Lei ha vent’anni, Lui sedici. Si sono visti solo poche volte, in estate, nella casa di famiglia. Durante i nove mesi restanti Lei vive nell’isola sperduta più a sud dello stivale italiano, Lui tra le montagne alpine francesi, oltre confine. Sono così lontani che si sentono vicini. Tuttavia vi è un problema, più che oggettivo, genetico: sono cugini di primo grado. I loro genitori sono fratelli, la madre di Lei e il padre di Lui, per questo portano cognomi diversi. Ma sono così giovani che non capiscono queste cose, non ci badano, non le vogliono capire. Capiscono benissimo la pelle che vibra e piange fino a quando non è toccata dalla pelle dell’altro. Capiscono benissimo i brividi mai conosciuti, i sapori salati di posti nascosti nel corpo che comincia a parlare una lingua propria, in dialogo con l’altro. Capiscono benissimo che si sono innamorati e che non lo deve sapere nessuno. Non ne parlano coi fratelli, anch’essi cugini tra di loro. Non ne parlano con gli amici, magari qualcuno li tradirebbe. Non ne parlano quasi nemmeno fra loro. Si mandano lunghissime missive in francese, come se quella lingua fosse foriera del loro segreto. Lui non capisce l’italiano, figuriamoci il siciliano con cui Lei vive, malvolentieri, tra i vicoli, in classe, in mezzo ai furfantelli, obbligati compagni di strada. Intorno le cose cambiano, le case, le mode, le scuole, i parenti stessi.

Loro continuano ad amarsi a distanza, in silenzio, senza telefonate compromettenti, senza promesse, senza inganni. Anno dopo anno, sempre d’estate, sempre coi visi scottati e gli occhi felici, si incontrano e per un mese o due, dipende dai genitori e dagli zii, passano il tempo preferito insieme. Nonostante la acquisita abilità a nascondersi, il vigore ormonale sprizzante tra loro denuncia nella piazza familiare che qualcosa non torna. È il Padre di Lui che dichiara aperto il processo ai ragazzi. È difficile trovare alleati. Vigliaccamente anche i più legati a loro si schierano contro. Nel sentirsi sempre più scespiriani i due si attaccano morbosamente l’uno all’altra, finalmente in pubblico, sotto gli occhi scandalizzati di tutti. Ormai sono grandi: Lui ha ventun’anni, Lei venticinque, per legge sono liberi di fare ciò che vogliono. Ma per la famiglia? Per la famiglia no, quest’unione non s’ha da fare. Per nessun motivo. Nessun voto favorevole, tutti contrari. La notte vengono versate tutte le lacrime del mondo.

Poi Lui propone: scappiamo. Lei sorride. Sapeva di essere in buone mani. Che faranno non se lo chiedono. Non salutano. Non prendono nulla. Vanno via. Per anni nessuno ha più loro notizie. I genitori, gli zii, i fratelli, i cugini, i nonni, tutti in pensiero. Ma, come fossero ancora gli anni Cinquanta hanno tenuto la cosa segreta, dunque non hanno la libertà di avviare ricerche. In Italia non si son visti. In Francia neppure.

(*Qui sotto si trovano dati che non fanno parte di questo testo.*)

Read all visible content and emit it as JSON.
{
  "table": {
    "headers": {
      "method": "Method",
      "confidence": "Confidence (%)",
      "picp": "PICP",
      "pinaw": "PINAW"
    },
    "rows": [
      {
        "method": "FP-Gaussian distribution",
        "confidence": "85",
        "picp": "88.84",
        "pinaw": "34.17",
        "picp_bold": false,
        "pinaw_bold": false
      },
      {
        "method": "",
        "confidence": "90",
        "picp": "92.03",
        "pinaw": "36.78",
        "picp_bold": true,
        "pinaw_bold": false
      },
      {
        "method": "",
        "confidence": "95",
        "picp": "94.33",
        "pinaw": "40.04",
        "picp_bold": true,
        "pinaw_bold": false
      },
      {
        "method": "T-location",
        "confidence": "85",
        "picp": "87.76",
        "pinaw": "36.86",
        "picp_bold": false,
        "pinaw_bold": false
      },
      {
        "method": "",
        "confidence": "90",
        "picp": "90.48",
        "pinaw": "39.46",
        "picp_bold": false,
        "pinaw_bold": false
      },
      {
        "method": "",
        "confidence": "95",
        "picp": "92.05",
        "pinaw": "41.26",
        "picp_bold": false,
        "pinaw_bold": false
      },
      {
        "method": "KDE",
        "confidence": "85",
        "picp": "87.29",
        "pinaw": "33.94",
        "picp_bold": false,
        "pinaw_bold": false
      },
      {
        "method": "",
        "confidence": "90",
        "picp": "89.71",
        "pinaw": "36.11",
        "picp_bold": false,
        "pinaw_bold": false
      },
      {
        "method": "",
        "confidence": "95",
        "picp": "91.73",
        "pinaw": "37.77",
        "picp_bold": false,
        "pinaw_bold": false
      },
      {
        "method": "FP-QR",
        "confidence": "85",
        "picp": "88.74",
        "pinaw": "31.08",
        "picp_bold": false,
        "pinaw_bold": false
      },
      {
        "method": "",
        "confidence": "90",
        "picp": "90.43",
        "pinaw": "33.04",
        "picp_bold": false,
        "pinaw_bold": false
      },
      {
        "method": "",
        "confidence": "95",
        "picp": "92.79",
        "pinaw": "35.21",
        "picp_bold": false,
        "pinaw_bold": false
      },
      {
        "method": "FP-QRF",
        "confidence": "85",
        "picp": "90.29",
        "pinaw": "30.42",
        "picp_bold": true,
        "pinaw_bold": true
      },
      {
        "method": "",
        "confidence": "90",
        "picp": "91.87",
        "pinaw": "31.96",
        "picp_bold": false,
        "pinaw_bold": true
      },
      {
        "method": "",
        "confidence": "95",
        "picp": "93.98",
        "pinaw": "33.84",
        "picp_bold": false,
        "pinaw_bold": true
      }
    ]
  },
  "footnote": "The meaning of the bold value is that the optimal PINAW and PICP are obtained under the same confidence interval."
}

Passano gli inverni, passano le estati nella casa amata, tutti sono lì guardinghi come se girando lo sguardo potessero incrociare quello di uno dei due. I grandi assenti. La madre di Lei e il padre di Lui si appartano: siamo stati troppo duri? Avremmo potuto evitare questa disgrazia? L’uomo è intransigente: potrebbero dare vita a una stirpe maledetta. La cugina lo guarda prendendolo per pazzo. Non esageriamo, esistono dei test genetici che si possono fare prima di concepire dei figli. Non ne voglio nemmeno sentire parlare. Invece, come una preveggenza impossibile, qualche giorno dopo, bussano alla porta. Lei, raggiante come un sole dopo un temporale, a braccetto con Lui, e con un fardello incollato al corpo da una stoffa sgargiante. Lei è Eva. Nostra figlia. Vostra nipote. Ma anche cugina di secondo grado o terzo, non so, non siamo riusciti a fare il conto. Ridono. In quel corpicino di energia potente anche l’ombra inutile di un incesto svanisce come un buco nell’acqua.